O banqueiro Daniel Vorcaro, dono do Banco Master | Reprodução/Facebook
A declaração foi dada à âncora do SBT News, Raquel Landim, durante entrevista ao programa Roda Viva, da TV Cultura, nesta segunda-feira (16). Viana defendeu ainda o afastamento de Moraes do STF até que a investigação termine.

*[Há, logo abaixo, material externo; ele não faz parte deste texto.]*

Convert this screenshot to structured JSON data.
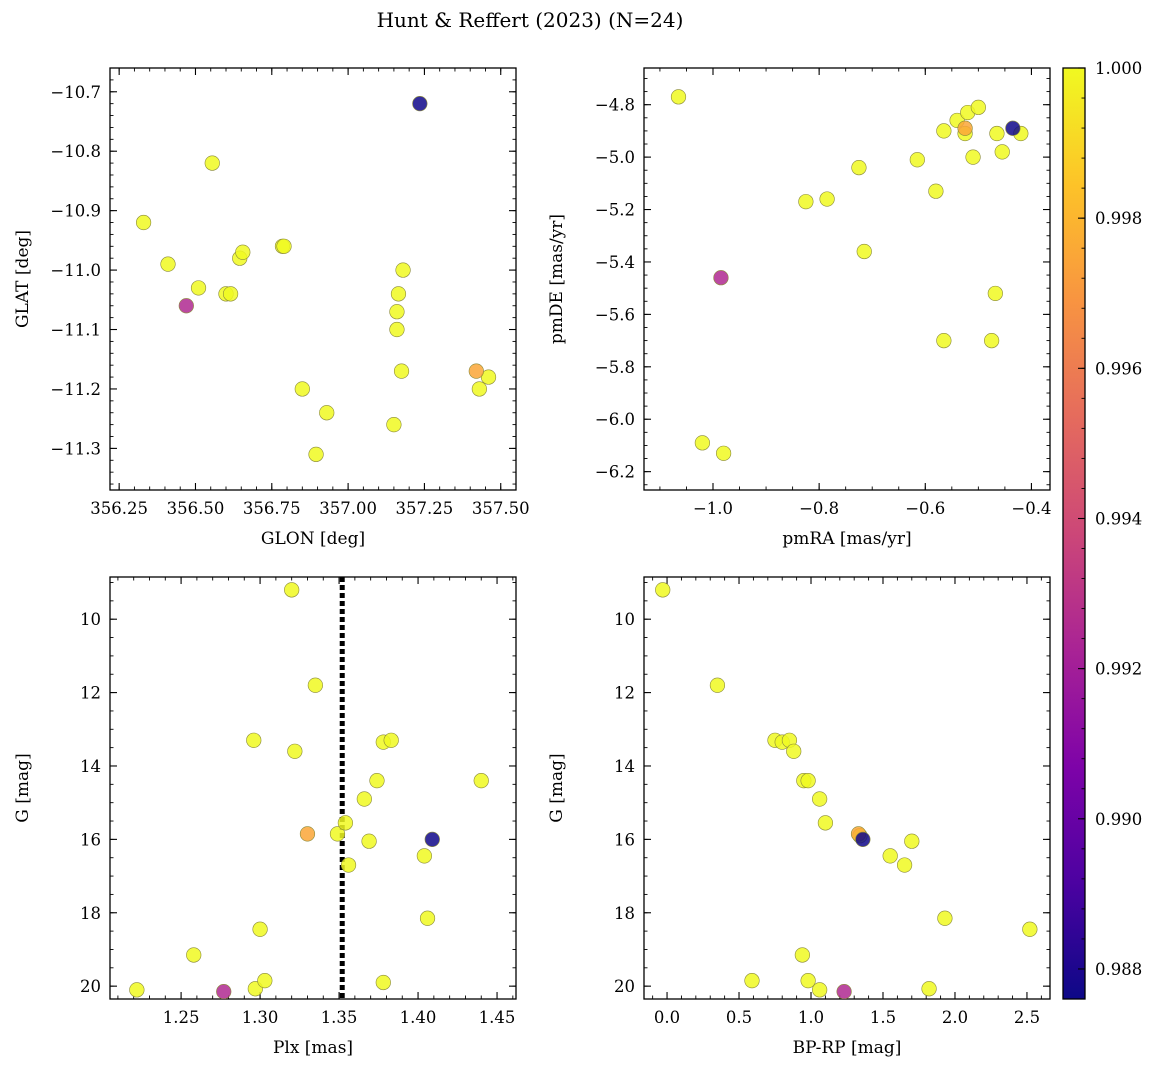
{
  "chart_data": {
    "title": "Hunt & Reffert (2023) (N=24)",
    "colorbar": {
      "colormap": "plasma",
      "range": [
        0.9876,
        1.0
      ],
      "ticks": [
        0.988,
        0.99,
        0.992,
        0.994,
        0.996,
        0.998,
        1.0
      ],
      "tick_labels": [
        "0.988",
        "0.990",
        "0.992",
        "0.994",
        "0.996",
        "0.998",
        "1.000"
      ]
    },
    "panels": [
      {
        "type": "scatter",
        "xlabel": "GLON [deg]",
        "ylabel": "GLAT [deg]",
        "xlim": [
          356.22,
          357.55
        ],
        "ylim": [
          -11.37,
          -10.66
        ],
        "invert_y": false,
        "xticks": [
          356.25,
          356.5,
          356.75,
          357.0,
          357.25,
          357.5
        ],
        "xtick_labels": [
          "356.25",
          "356.50",
          "356.75",
          "357.00",
          "357.25",
          "357.50"
        ],
        "xminor": 0.05,
        "yticks": [
          -11.3,
          -11.2,
          -11.1,
          -11.0,
          -10.9,
          -10.8,
          -10.7
        ],
        "ytick_labels": [
          "−11.3",
          "−11.2",
          "−11.1",
          "−11.0",
          "−10.9",
          "−10.8",
          "−10.7"
        ],
        "yminor": 0.02,
        "points": [
          {
            "x": 356.33,
            "y": -10.92,
            "c": 1.0
          },
          {
            "x": 356.41,
            "y": -10.99,
            "c": 1.0
          },
          {
            "x": 356.47,
            "y": -11.06,
            "c": 0.9925
          },
          {
            "x": 356.51,
            "y": -11.03,
            "c": 1.0
          },
          {
            "x": 356.555,
            "y": -10.82,
            "c": 1.0
          },
          {
            "x": 356.6,
            "y": -11.04,
            "c": 1.0
          },
          {
            "x": 356.615,
            "y": -11.04,
            "c": 1.0
          },
          {
            "x": 356.645,
            "y": -10.98,
            "c": 1.0
          },
          {
            "x": 356.655,
            "y": -10.97,
            "c": 1.0
          },
          {
            "x": 356.785,
            "y": -10.96,
            "c": 1.0
          },
          {
            "x": 356.79,
            "y": -10.96,
            "c": 1.0
          },
          {
            "x": 356.85,
            "y": -11.2,
            "c": 1.0
          },
          {
            "x": 356.895,
            "y": -11.31,
            "c": 1.0
          },
          {
            "x": 356.93,
            "y": -11.24,
            "c": 1.0
          },
          {
            "x": 357.15,
            "y": -11.26,
            "c": 1.0
          },
          {
            "x": 357.16,
            "y": -11.1,
            "c": 1.0
          },
          {
            "x": 357.16,
            "y": -11.07,
            "c": 1.0
          },
          {
            "x": 357.165,
            "y": -11.04,
            "c": 1.0
          },
          {
            "x": 357.175,
            "y": -11.17,
            "c": 1.0
          },
          {
            "x": 357.18,
            "y": -11.0,
            "c": 1.0
          },
          {
            "x": 357.43,
            "y": -11.2,
            "c": 1.0
          },
          {
            "x": 357.46,
            "y": -11.18,
            "c": 1.0
          },
          {
            "x": 357.42,
            "y": -11.17,
            "c": 0.9975
          },
          {
            "x": 357.235,
            "y": -10.72,
            "c": 0.9877
          }
        ]
      },
      {
        "type": "scatter",
        "xlabel": "pmRA [mas/yr]",
        "ylabel": "pmDE [mas/yr]",
        "xlim": [
          -1.13,
          -0.365
        ],
        "ylim": [
          -6.27,
          -4.66
        ],
        "invert_y": false,
        "xticks": [
          -1.0,
          -0.8,
          -0.6,
          -0.4
        ],
        "xtick_labels": [
          "−1.0",
          "−0.8",
          "−0.6",
          "−0.4"
        ],
        "xminor": 0.05,
        "yticks": [
          -6.2,
          -6.0,
          -5.8,
          -5.6,
          -5.4,
          -5.2,
          -5.0,
          -4.8
        ],
        "ytick_labels": [
          "−6.2",
          "−6.0",
          "−5.8",
          "−5.6",
          "−5.4",
          "−5.2",
          "−5.0",
          "−4.8"
        ],
        "yminor": 0.05,
        "points": [
          {
            "x": -1.065,
            "y": -4.77,
            "c": 1.0
          },
          {
            "x": -1.02,
            "y": -6.09,
            "c": 1.0
          },
          {
            "x": -0.985,
            "y": -5.46,
            "c": 0.9925
          },
          {
            "x": -0.98,
            "y": -6.13,
            "c": 1.0
          },
          {
            "x": -0.825,
            "y": -5.17,
            "c": 1.0
          },
          {
            "x": -0.785,
            "y": -5.16,
            "c": 1.0
          },
          {
            "x": -0.725,
            "y": -5.04,
            "c": 1.0
          },
          {
            "x": -0.715,
            "y": -5.36,
            "c": 1.0
          },
          {
            "x": -0.615,
            "y": -5.01,
            "c": 1.0
          },
          {
            "x": -0.58,
            "y": -5.13,
            "c": 1.0
          },
          {
            "x": -0.565,
            "y": -4.9,
            "c": 1.0
          },
          {
            "x": -0.565,
            "y": -5.7,
            "c": 1.0
          },
          {
            "x": -0.54,
            "y": -4.86,
            "c": 1.0
          },
          {
            "x": -0.525,
            "y": -4.89,
            "c": 0.9975
          },
          {
            "x": -0.525,
            "y": -4.91,
            "c": 1.0
          },
          {
            "x": -0.52,
            "y": -4.83,
            "c": 1.0
          },
          {
            "x": -0.51,
            "y": -5.0,
            "c": 1.0
          },
          {
            "x": -0.5,
            "y": -4.81,
            "c": 1.0
          },
          {
            "x": -0.475,
            "y": -5.7,
            "c": 1.0
          },
          {
            "x": -0.468,
            "y": -5.52,
            "c": 1.0
          },
          {
            "x": -0.465,
            "y": -4.91,
            "c": 1.0
          },
          {
            "x": -0.455,
            "y": -4.98,
            "c": 1.0
          },
          {
            "x": -0.435,
            "y": -4.89,
            "c": 0.9877
          },
          {
            "x": -0.42,
            "y": -4.91,
            "c": 1.0
          }
        ]
      },
      {
        "type": "scatter",
        "xlabel": "Plx [mas]",
        "ylabel": "G [mag]",
        "xlim": [
          1.205,
          1.462
        ],
        "ylim": [
          20.35,
          8.85
        ],
        "invert_y": true,
        "xticks": [
          1.25,
          1.3,
          1.35,
          1.4,
          1.45
        ],
        "xtick_labels": [
          "1.25",
          "1.30",
          "1.35",
          "1.40",
          "1.45"
        ],
        "xminor": 0.01,
        "yticks": [
          10,
          12,
          14,
          16,
          18,
          20
        ],
        "ytick_labels": [
          "10",
          "12",
          "14",
          "16",
          "18",
          "20"
        ],
        "yminor": 0.5,
        "vline": {
          "x": 1.352,
          "style": "dotted"
        },
        "points": [
          {
            "x": 1.222,
            "y": 20.1,
            "c": 1.0
          },
          {
            "x": 1.258,
            "y": 19.15,
            "c": 1.0
          },
          {
            "x": 1.277,
            "y": 20.15,
            "c": 0.9925
          },
          {
            "x": 1.296,
            "y": 13.3,
            "c": 1.0
          },
          {
            "x": 1.297,
            "y": 20.07,
            "c": 1.0
          },
          {
            "x": 1.3,
            "y": 18.45,
            "c": 1.0
          },
          {
            "x": 1.303,
            "y": 19.85,
            "c": 1.0
          },
          {
            "x": 1.32,
            "y": 9.2,
            "c": 1.0
          },
          {
            "x": 1.322,
            "y": 13.6,
            "c": 1.0
          },
          {
            "x": 1.33,
            "y": 15.85,
            "c": 0.9975
          },
          {
            "x": 1.335,
            "y": 11.8,
            "c": 1.0
          },
          {
            "x": 1.349,
            "y": 15.85,
            "c": 1.0
          },
          {
            "x": 1.354,
            "y": 15.55,
            "c": 1.0
          },
          {
            "x": 1.356,
            "y": 16.7,
            "c": 1.0
          },
          {
            "x": 1.366,
            "y": 14.9,
            "c": 1.0
          },
          {
            "x": 1.369,
            "y": 16.05,
            "c": 1.0
          },
          {
            "x": 1.374,
            "y": 14.4,
            "c": 1.0
          },
          {
            "x": 1.378,
            "y": 13.35,
            "c": 1.0
          },
          {
            "x": 1.378,
            "y": 19.9,
            "c": 1.0
          },
          {
            "x": 1.383,
            "y": 13.3,
            "c": 1.0
          },
          {
            "x": 1.404,
            "y": 16.45,
            "c": 1.0
          },
          {
            "x": 1.406,
            "y": 18.15,
            "c": 1.0
          },
          {
            "x": 1.409,
            "y": 16.0,
            "c": 0.9877
          },
          {
            "x": 1.44,
            "y": 14.4,
            "c": 1.0
          }
        ]
      },
      {
        "type": "scatter",
        "xlabel": "BP-RP [mag]",
        "ylabel": "G [mag]",
        "xlim": [
          -0.16,
          2.66
        ],
        "ylim": [
          20.35,
          8.85
        ],
        "invert_y": true,
        "xticks": [
          0.0,
          0.5,
          1.0,
          1.5,
          2.0,
          2.5
        ],
        "xtick_labels": [
          "0.0",
          "0.5",
          "1.0",
          "1.5",
          "2.0",
          "2.5"
        ],
        "xminor": 0.1,
        "yticks": [
          10,
          12,
          14,
          16,
          18,
          20
        ],
        "ytick_labels": [
          "10",
          "12",
          "14",
          "16",
          "18",
          "20"
        ],
        "yminor": 0.5,
        "points": [
          {
            "x": -0.03,
            "y": 9.2,
            "c": 1.0
          },
          {
            "x": 0.35,
            "y": 11.8,
            "c": 1.0
          },
          {
            "x": 0.59,
            "y": 19.85,
            "c": 1.0
          },
          {
            "x": 0.75,
            "y": 13.3,
            "c": 1.0
          },
          {
            "x": 0.8,
            "y": 13.35,
            "c": 1.0
          },
          {
            "x": 0.85,
            "y": 13.3,
            "c": 1.0
          },
          {
            "x": 0.88,
            "y": 13.6,
            "c": 1.0
          },
          {
            "x": 0.94,
            "y": 19.15,
            "c": 1.0
          },
          {
            "x": 0.95,
            "y": 14.4,
            "c": 1.0
          },
          {
            "x": 0.98,
            "y": 14.4,
            "c": 1.0
          },
          {
            "x": 0.98,
            "y": 19.85,
            "c": 1.0
          },
          {
            "x": 1.06,
            "y": 14.9,
            "c": 1.0
          },
          {
            "x": 1.06,
            "y": 20.1,
            "c": 1.0
          },
          {
            "x": 1.1,
            "y": 15.55,
            "c": 1.0
          },
          {
            "x": 1.23,
            "y": 20.15,
            "c": 0.9925
          },
          {
            "x": 1.33,
            "y": 15.85,
            "c": 0.9975
          },
          {
            "x": 1.34,
            "y": 15.9,
            "c": 1.0
          },
          {
            "x": 1.36,
            "y": 16.0,
            "c": 0.9877
          },
          {
            "x": 1.55,
            "y": 16.45,
            "c": 1.0
          },
          {
            "x": 1.65,
            "y": 16.7,
            "c": 1.0
          },
          {
            "x": 1.7,
            "y": 16.05,
            "c": 1.0
          },
          {
            "x": 1.82,
            "y": 20.07,
            "c": 1.0
          },
          {
            "x": 1.93,
            "y": 18.15,
            "c": 1.0
          },
          {
            "x": 2.52,
            "y": 18.45,
            "c": 1.0
          }
        ]
      }
    ]
  }
}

“Me preocupa porque, em qualquer país sério do mundo, o ministro Alexandre de Moraes estaria afastado do cargo até que a investigação terminasse e se determinasse se ele tem culpa ou não em toda essa história. Porque a gente também não pode fazer uma pré-condenação. Mas ele, com o poder que tem como ministro, e que tem demonstrado muitas vezes que usa até fora, ao meu ver, da Constituição, deveria estar fora do cargo para que essa investigação possa ser a mais isenta possível.”
As mensagens de Vorcaro
As mensagens mencionadas pelo senador foram enviadas por Daniel Vorcaro, dono do Banco Master, via WhatsApp, supostamente ao ministro Alexandre de Moraes, na data em que foi preso pela primeira vez, em 17 de novembro de 2025.
Dados de um celular de Vorcaro apreendido pela Polícia Federal mostram mensagens enviadas entre 7h19 e 20h48 daquele dia. O conteúdo foi iniciamente divulgado pelo jornal O Globo. Segundo a investigação, Vorcaro e Moraes teriam adotado uma estratégia para se comunicar em que escreviam no bloco de notas do celular, tiravam capturas de tela e enviavam as imagens por meio do recurso de visualização única.
Apenas as imagens armazenadas no celular do banqueiro, acessadas por peritos, estão disponíveis.
Uma das mensagens obtidas, enviada por Vorcaro às 17h26, diz: “Alguma novidade? Conseguiu bloquear?”. Não há informação sobre o contexto.
Em nota, Moraes afirmou que “não recebeu essas mensagens referidas na matéria” e que “trata-se de ilação mentirosa no sentido, novamente, de atacar o Supremo Tribunal Federal”.